A exclusão da mulher

Reino Unido ataca mulheres com novas regras de imigração

As novas regras de imigração agravarão a situação de escassez de cuidadores de idosos e do lar, impedindo que as mulheres possam assumir profissões remuneradas fora de seus lares

Em  Janeiro  de 2021 entrarão em vigor as novas regras de imigração propostas pelo governo Britânico . As medidas ocorrem no bojo das reformas do Pós- Brexit ( saída do Reino Unido da União Européia) . De acordo com as novas normas, os candidatos à imigração terão que receber uma oferta de emprego com salário anual de no mínimo 25.600 libras, o que equivale atualmente à R$ 144.000 . Embora o limiar possa ser reduzido em áreas onde há escassez de mão de obra,  como por exemplo a área de enfermagem, a medida em geral irá prejudicar especialmente as mulheres tanto imigrantes como as cidadãs inglesas, afirmam representantes dos movimentos feministas britânicos.

A expectativa é de aumento das discrepâncias salariais entre os gêneros,  pois  esta faixa salarial exclui especialmente profissões menos valorizadas como a de cuidados de idosos. Nesta área , a faixa salarial é de 17 mil libras anuais, e é exercida em 80% por mulheres.

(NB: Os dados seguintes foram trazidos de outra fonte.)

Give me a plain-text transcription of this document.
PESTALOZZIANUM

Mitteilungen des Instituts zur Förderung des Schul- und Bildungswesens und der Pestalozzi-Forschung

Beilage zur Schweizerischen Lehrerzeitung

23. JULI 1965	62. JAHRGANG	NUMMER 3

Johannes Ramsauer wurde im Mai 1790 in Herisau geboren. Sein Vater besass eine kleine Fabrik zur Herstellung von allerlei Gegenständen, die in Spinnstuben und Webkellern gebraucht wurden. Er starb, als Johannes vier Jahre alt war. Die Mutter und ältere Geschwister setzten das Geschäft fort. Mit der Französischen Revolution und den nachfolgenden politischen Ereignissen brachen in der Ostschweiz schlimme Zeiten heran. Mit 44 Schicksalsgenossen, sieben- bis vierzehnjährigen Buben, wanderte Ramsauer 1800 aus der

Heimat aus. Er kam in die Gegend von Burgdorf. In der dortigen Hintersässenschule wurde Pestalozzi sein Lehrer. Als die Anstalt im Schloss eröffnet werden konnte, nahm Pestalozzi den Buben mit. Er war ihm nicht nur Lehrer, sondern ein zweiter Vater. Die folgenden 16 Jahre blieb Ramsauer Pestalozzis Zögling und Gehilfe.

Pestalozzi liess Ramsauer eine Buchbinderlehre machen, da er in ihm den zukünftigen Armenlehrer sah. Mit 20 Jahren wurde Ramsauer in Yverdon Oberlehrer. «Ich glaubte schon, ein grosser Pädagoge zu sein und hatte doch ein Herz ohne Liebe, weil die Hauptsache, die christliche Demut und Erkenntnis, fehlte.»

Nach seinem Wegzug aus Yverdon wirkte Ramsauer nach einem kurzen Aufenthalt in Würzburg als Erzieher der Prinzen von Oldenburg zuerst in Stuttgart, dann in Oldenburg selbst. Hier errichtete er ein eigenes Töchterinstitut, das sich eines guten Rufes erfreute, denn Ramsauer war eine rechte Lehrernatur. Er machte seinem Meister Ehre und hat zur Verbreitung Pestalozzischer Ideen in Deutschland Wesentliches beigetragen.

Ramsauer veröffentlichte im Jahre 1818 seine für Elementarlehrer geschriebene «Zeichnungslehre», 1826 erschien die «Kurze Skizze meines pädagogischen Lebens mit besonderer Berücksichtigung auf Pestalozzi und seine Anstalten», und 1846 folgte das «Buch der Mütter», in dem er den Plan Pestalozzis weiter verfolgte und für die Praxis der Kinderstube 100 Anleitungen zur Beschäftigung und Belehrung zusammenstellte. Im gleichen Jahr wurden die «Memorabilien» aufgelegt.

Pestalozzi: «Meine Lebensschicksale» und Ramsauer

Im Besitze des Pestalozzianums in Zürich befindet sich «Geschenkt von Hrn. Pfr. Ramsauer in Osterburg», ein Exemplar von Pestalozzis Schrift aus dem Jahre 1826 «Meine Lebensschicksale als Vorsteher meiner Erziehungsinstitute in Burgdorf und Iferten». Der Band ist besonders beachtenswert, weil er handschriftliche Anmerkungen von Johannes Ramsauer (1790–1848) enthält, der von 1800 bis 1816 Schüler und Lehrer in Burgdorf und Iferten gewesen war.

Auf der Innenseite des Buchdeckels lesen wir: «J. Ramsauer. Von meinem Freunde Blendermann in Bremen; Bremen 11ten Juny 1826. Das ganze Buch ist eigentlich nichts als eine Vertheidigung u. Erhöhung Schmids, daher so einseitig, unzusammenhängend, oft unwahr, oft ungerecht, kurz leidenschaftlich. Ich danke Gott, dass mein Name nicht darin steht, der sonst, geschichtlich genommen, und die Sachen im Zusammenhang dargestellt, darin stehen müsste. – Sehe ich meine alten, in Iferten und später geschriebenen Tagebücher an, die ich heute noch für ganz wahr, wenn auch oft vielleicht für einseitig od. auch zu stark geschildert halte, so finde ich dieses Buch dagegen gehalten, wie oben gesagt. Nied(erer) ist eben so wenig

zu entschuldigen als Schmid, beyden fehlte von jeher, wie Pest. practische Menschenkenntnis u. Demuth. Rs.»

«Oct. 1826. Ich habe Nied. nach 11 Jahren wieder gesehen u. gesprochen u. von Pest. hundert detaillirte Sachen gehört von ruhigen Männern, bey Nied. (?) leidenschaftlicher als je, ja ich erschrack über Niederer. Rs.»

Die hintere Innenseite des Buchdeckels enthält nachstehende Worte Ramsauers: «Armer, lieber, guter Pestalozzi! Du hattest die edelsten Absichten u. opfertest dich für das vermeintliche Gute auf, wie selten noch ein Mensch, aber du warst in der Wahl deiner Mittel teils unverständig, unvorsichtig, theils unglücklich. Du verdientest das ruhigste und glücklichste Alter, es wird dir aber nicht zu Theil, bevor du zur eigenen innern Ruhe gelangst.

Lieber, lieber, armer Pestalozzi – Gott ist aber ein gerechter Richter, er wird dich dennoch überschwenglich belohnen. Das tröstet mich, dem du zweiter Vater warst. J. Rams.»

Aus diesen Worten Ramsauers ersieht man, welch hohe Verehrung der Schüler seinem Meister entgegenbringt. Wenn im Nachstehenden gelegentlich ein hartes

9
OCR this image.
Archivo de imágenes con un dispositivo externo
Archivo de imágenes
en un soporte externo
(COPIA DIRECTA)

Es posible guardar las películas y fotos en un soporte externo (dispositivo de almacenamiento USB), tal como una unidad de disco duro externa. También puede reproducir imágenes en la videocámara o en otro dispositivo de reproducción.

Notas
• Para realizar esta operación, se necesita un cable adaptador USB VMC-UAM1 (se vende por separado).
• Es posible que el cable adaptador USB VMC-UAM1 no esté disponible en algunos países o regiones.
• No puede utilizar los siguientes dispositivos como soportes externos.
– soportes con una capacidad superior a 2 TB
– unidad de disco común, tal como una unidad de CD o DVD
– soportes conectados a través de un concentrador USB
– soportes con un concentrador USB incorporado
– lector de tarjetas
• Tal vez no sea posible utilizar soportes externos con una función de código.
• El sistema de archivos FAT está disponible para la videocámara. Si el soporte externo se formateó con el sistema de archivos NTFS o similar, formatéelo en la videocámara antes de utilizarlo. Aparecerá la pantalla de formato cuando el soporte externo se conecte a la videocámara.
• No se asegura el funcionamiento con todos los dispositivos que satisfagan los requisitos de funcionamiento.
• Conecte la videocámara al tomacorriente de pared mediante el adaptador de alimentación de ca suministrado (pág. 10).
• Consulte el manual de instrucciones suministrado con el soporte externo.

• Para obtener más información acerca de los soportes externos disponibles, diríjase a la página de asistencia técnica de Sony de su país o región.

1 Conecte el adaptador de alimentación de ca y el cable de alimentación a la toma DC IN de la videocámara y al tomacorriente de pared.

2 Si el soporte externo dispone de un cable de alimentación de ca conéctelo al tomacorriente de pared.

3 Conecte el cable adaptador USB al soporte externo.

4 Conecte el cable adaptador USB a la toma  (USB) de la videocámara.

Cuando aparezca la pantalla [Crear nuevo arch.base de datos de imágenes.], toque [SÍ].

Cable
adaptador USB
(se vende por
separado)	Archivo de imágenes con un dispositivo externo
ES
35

Isto irá gerar uma falta de cuidadores no mercado e ,como tradicionalmente as mulheres tem a propensão de assumir os cuidados com a família, ocorrerá uma agravamento das discrepâncias salarias de gênero , segundo a entidade Woman’s Bodget Group que promove a a igualdade de gênero.

A explicação seria de que por ter que assumir os cuidados com o lar, filhos e idosos, as mulheres são impedidas de aprofundar-se nos estudos e aperfeiçoamento profissional, sendo este o motivo pelo qual profissões de destaque e que exigem dedicação maior , são ocupadas em sua maioria por pessoas do sexo masculino.  Pela faixa salarial imposta, o novo sistema dará prioridade a profissões onde há  prevalência de homens, principalmente na área de exatas, como engenheiros e matemáticos , além de priorizar aqueles que tem Phd e pós doutorado, facilitando sua entrada no país.

Embora o governo afirme a intenção de treinar 8 milhões de pessoas classificadas como economicamente inativas, para exercer as atividades onde faltarão mão de obra, Manu Reid , líder do Partido Igualdade da Mulher, afirma que ocorrerá um agravamento da falta de profissionais, principalmente na saúde, serviços de produção de alimentos, assistência social e hospitalar.  Segundo Reid, estas 8 milhões de pessoas já estão envolvidas nos trabalhos não remunerados, e estas medidas , aliadas à falta de investimentos governamentais em ações que propiciem a emancipação da mulher, como a criação de creches estatais, impedirão as mulheres de trabalharem fora ou dedicar-se à sua própria emancipação.

A situação das mulheres na Inglaterra, vai ao encontro das mulheres no Brasil e nos demais países, onde as mulheres assumem a responsabilidade pelo cuidado do lar e dos filhos, as impedindo de trabalhar fora ou de investir em suas próprias carreiras. Situação que só poderá ser mudada a partir de um programa governamental que ofereça creches, restaurantes comunitários e demais serviços permitindo que as mães trabalhadoras possam se afastar do lar com a tranquilidade necessária e de seus filhos e demais dependentes estejam sendo cuidados de forma adequada.